Racconti di sport. Il pur vigile Panetti

calcio panetti roma 1961Addio al grande portiere della Roma, reso immortale del celebre monologo di Gassman-Peppe er Pantera ne “L’audace colpo dei soliti ignoti”
Roma, 27 dicembre 2016 – Nel giorno di Santo Stefano se ne è andato un mito giallorosso del passato, Luciano Panetti, nato nel 1929 a Porto Reacanati (in provincia di Macerata) e portiere della Roma dal 1955 al 1961. Erano gli anni della ricostruzione dell’Italia dopo la guerra, quelli in cui si stavano gettando le basi per il boom economico che risollevò il Paese nei mitici ‘60.
Il calcio era il passatempo preferito degli sportivi, al pari del ciclismo e del pugilato e la Roma era seguitissima sia in campo che fuori, tanto che veniva spesso citata in spettacoli teatrali e film. E in uno di questi ultimi , “L’audace colpo dei soliti ignoti”, Vittorio Gassman, che interpretava il personaggio di “Peppe er Pantera”, recita un mitico monologo nella questura di Milano per dimostrare la sua presenza allo stadio San Siro in occasione della partita Milan-Roma e la sua conseguente estraneità (che tale non era) al colpo messo a segno dai suoi compari.

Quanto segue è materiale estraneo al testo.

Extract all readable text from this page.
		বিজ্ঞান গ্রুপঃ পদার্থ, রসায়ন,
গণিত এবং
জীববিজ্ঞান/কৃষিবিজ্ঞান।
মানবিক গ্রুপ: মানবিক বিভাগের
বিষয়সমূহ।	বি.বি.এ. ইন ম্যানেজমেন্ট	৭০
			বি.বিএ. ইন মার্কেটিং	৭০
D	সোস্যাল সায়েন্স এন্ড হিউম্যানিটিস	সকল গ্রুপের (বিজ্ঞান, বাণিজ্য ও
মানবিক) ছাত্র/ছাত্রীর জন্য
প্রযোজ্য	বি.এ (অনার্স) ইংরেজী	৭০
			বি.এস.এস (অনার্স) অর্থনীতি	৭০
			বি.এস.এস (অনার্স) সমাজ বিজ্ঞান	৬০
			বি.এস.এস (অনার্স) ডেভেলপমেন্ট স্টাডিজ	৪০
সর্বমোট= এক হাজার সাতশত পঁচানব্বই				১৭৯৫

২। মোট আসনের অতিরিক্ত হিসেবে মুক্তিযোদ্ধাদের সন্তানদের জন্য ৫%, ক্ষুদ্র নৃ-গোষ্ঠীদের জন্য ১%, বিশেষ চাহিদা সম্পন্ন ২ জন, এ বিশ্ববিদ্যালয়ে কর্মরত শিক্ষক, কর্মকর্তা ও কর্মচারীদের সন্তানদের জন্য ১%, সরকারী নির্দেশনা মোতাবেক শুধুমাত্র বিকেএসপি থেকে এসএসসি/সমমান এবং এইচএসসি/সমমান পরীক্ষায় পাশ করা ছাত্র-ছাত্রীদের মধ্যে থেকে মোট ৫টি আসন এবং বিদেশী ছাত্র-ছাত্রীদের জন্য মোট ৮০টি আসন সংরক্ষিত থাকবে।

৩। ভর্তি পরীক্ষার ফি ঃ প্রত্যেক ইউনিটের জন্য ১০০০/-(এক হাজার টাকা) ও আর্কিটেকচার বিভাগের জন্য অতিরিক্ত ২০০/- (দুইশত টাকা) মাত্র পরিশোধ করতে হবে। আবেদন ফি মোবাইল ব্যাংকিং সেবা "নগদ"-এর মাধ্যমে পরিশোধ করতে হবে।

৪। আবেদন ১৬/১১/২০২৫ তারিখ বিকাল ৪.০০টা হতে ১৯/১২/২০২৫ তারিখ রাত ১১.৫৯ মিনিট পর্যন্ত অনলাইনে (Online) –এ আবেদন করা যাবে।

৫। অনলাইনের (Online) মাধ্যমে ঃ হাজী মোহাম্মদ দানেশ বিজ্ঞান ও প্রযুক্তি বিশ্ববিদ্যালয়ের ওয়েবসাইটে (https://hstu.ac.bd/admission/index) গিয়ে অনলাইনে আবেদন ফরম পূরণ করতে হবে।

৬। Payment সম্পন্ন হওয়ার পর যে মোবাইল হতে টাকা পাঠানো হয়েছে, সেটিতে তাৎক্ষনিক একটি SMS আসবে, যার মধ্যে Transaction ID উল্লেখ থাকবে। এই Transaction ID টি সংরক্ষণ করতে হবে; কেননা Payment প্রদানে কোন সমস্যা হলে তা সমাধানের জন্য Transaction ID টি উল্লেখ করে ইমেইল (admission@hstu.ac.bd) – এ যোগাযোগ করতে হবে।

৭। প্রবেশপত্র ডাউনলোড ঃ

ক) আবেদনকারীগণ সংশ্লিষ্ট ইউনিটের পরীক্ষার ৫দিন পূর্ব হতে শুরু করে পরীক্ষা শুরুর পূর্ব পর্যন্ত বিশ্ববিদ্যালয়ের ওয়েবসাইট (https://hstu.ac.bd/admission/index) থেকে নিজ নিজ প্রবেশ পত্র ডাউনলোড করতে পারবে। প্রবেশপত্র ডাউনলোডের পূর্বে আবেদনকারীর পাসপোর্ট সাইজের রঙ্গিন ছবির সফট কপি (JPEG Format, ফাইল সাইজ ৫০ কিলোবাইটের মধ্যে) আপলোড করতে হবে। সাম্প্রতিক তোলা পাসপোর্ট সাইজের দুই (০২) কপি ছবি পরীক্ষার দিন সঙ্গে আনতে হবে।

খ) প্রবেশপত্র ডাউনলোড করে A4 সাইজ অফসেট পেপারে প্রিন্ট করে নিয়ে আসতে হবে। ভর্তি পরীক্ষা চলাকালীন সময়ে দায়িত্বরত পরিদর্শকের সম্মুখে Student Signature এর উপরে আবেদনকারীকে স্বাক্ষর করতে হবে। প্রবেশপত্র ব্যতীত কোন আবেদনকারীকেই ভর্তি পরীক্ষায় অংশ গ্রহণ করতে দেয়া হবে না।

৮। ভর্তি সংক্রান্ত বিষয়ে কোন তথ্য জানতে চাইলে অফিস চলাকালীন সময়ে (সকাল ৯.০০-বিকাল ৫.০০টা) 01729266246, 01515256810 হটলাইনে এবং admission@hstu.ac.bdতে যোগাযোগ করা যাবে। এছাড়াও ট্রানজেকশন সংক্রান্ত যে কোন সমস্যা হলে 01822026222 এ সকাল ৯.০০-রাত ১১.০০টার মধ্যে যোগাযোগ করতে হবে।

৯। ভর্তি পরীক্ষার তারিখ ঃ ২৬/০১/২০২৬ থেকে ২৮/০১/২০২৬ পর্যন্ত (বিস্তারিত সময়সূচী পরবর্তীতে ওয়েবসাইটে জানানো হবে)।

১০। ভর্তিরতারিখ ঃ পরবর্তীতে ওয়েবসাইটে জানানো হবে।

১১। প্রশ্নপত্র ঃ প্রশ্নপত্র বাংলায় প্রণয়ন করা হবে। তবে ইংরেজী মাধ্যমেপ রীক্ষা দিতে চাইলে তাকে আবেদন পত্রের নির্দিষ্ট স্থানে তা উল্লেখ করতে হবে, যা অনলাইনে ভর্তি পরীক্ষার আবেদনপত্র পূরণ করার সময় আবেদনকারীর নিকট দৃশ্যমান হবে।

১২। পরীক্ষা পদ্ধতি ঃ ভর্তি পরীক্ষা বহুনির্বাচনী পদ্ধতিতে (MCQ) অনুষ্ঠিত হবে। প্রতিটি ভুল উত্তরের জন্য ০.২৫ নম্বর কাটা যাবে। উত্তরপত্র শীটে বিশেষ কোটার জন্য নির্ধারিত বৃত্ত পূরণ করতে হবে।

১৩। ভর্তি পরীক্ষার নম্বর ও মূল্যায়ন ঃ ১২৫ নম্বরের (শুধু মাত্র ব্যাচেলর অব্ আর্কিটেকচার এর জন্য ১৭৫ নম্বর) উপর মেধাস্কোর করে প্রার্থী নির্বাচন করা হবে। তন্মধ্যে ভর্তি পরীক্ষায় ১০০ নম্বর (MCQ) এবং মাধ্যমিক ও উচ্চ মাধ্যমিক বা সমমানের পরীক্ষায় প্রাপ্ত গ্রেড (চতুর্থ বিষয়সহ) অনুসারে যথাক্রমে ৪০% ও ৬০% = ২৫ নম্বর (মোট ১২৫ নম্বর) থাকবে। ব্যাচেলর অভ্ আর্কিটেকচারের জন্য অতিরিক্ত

La scena inizia con Peppe che mostra al sottufficiale il biglietto della gara, per poi recitarne a memoria la cronaca, tabellino compreso. “Io se stavo a Milano è per via dell’omonima partita e sempre Forza Roma” inizia Gassman. Interviene un poliziotto che dice che con lui i pregiudicati che erano allo stadio salivano a dodici. “Solo dodici su mille tifosi romanisti – interviene er pantera – è una percentuale di pregiudicati irrisoria. Ahò, tra i laziali è molto maggiore”. Poi, alla domanda su che cosa era accaduto al 41’ del secondo tempo, risponde: “Al 41’ Altafini, detto Mazzola, ricevuta la sfera di cuoio dallo scattante Danova, aggirava l’accorrente Bernardin e lasciava partire di sinistro una secca staffilata che s’insaccava alla convergenza dei pali. Niente da fare per il pur vigile Panetti”. Il maresciallo chiede: “Arbitro?”. E lui: “Arbitro, imparziale ma irascibile, il signor Baralla di Livorno. 75.000 spettatori circa nonostante un leggero annuvolamento nel primo tempo, senza però che Giove Pluvio ponesse in atto la sua passeggera minaccia”. 
Con questo monologo Gassman ha reso immortale Luciano Panetti, che da quel momento sarà sempre per tutti “il pur vigile Panetti”. L’uomo che difese i pali della Roma per tante stagioni diventando un idolo delle folle giallorosse il 29 aprile del 1956, quando nella partita casalinga contro la Fiorentina, dopo aver subito un infortunio molto grave, rimase tra i pali immergendo la gamba, appena gli era possibile, in un secchio di ghiaccio posto da Angelino Cerretti ai lati della porta. E nonostante l’handicap fisico riuscì a salvare la rete giallorossa in almeno due occasioni.
Nella sua ultima stagione alla Roma, la 1960-61, contribuì alla conquista della Coppa delle Fiere giocando due delle tre gare dei quarti di finale con il Colonia e la storica semifinale di spareggio vinta per 6-0 contro l’Hibernian.
Addio Luciano. Vigile portiere di un calcio che non c’è più, nel quale chi giocava nel tuo ruolo indossava sempre la maglia numero 1. Non la 12, la 44, la 99 e così via. Perché il portiere che si rispetta ha sempre quel numero sulla schiena. Quello che indica che è il primo della formazione.